Interesting aside about review sites – as long as a web site gives favorable reviews to your platform of choice, it’s the definitive site for news. As soon as they say something negative, that site is now and forever more a shill for the other side. They’re fanboys for the other platforms, they’re paid off by the competition to tell lies about your beloved game console. This is what you learn by reading gaming newsgroups, anyway.

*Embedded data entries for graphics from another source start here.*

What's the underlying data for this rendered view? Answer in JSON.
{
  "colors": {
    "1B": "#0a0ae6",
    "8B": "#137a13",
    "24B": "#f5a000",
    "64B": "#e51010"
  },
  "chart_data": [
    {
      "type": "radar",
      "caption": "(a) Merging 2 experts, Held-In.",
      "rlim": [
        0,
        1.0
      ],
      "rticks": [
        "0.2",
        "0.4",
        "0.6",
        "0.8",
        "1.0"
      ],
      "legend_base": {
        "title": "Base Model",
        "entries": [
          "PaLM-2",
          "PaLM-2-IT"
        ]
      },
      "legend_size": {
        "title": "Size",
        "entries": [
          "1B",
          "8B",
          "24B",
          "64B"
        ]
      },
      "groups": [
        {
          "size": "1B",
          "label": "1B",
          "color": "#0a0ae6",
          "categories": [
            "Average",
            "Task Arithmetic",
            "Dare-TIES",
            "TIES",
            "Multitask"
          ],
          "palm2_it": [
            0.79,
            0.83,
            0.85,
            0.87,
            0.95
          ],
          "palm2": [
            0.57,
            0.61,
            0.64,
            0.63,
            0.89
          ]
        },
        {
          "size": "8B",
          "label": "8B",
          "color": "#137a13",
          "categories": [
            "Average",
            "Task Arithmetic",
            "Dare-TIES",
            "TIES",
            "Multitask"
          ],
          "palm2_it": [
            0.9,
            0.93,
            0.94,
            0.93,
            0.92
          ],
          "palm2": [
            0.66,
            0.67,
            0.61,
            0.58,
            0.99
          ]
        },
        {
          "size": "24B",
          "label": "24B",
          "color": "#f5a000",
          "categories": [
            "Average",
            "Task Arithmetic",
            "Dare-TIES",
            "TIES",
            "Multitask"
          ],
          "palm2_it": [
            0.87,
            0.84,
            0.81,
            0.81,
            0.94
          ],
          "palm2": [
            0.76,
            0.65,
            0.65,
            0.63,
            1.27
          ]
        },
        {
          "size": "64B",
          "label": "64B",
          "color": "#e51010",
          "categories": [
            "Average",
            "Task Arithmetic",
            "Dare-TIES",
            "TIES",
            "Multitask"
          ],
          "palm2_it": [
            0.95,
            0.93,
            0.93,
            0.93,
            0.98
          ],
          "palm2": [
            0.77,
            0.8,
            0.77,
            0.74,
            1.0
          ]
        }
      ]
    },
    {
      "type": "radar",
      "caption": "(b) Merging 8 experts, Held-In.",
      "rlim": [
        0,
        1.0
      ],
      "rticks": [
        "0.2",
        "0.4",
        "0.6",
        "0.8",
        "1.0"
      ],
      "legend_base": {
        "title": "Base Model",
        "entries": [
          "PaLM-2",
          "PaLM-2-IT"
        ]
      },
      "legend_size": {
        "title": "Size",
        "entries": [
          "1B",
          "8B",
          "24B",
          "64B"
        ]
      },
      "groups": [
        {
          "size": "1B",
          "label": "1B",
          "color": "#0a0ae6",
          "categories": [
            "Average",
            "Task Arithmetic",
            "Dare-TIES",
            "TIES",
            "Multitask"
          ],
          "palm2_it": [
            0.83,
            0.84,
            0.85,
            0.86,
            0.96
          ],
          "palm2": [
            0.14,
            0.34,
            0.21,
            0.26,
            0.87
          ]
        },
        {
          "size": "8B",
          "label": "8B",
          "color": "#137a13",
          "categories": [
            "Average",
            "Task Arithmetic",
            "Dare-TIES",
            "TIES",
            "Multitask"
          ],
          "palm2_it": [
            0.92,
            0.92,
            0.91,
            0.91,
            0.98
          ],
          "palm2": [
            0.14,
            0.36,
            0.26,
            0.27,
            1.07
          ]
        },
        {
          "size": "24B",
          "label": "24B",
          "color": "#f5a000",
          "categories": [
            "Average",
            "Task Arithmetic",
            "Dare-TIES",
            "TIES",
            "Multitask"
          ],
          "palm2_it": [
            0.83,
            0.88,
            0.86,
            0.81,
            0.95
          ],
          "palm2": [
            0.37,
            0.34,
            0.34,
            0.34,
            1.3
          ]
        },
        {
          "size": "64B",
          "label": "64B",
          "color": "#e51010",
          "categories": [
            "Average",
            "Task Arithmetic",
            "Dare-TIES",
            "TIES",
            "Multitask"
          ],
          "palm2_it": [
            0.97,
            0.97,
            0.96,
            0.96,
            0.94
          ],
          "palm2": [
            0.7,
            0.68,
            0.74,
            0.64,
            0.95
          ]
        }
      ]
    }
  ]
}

And then yesterday, the Wii-lease of Nintendo’s Wii-diculously named console, the Wii. Once again people stood in line for days, only this time there were more than enough units on hand so there was no bloodshed over it (hence the reason there was no mainstream media coverage – it’s not news unless someone’s been injured and someone else can be assigned “blame” in some way.) Everyone is calling it “revolutionary” because of the wireless controller – instead of moving joysticks and buttons, you swing the controller through the air like a sword, or a ball, or a racket, or whatever is appropriate for the game you’re playing. Okay, sure, the concept is cool… but all the people shown playing these games look like dorks. They’re hopping around the room swinging their arms around like, well, a bunch of Wii-tards. The only reason (I think) the idea took off is because it was developed in Japan, and Japanese people aren’t afraid to get up and move around when they play games (Dance Dance Revolution, as stupid as it is, is all the rage in Asia. Might be why you don’t see a lot of obese Asian kids.) Japanese people don’t just sack out on the couch for a weekend marathon session of Final Fantasy LXXVII, guzzling down Mountain Dew and powerslamming Cheese Curls. Americans, on the other hand, are completely allergic to any form of entertainment requiring more energy than required to move a thumb-stick. I predict that one of two things will happen within 3 months: a) people all over the United States will suffer heart attacks and cause structural damage to their houses when they attempt to bounce their 300+ pound bodies in front of their televisions, or b) the novelty will wear off and they will suddenly realize that they look stupid, causing them to drop their controllers in a sudden flash of coherent thought, smacking their foreheads shouting “WTF am I doing?” Then they will slip into a coma of depression knowing that they can’t even hang themselves from their wireless controllers.
I’m not even going into the Wii’s lack of support for any resolution over 480p, or the fact that it can’t even play a DVD (that’s been standard since the PlayStation II!) And good lord, how many more Mario games does the world need? The new Zelda game has been hyped to death and back again – Nintendo will sink or swim on that one game.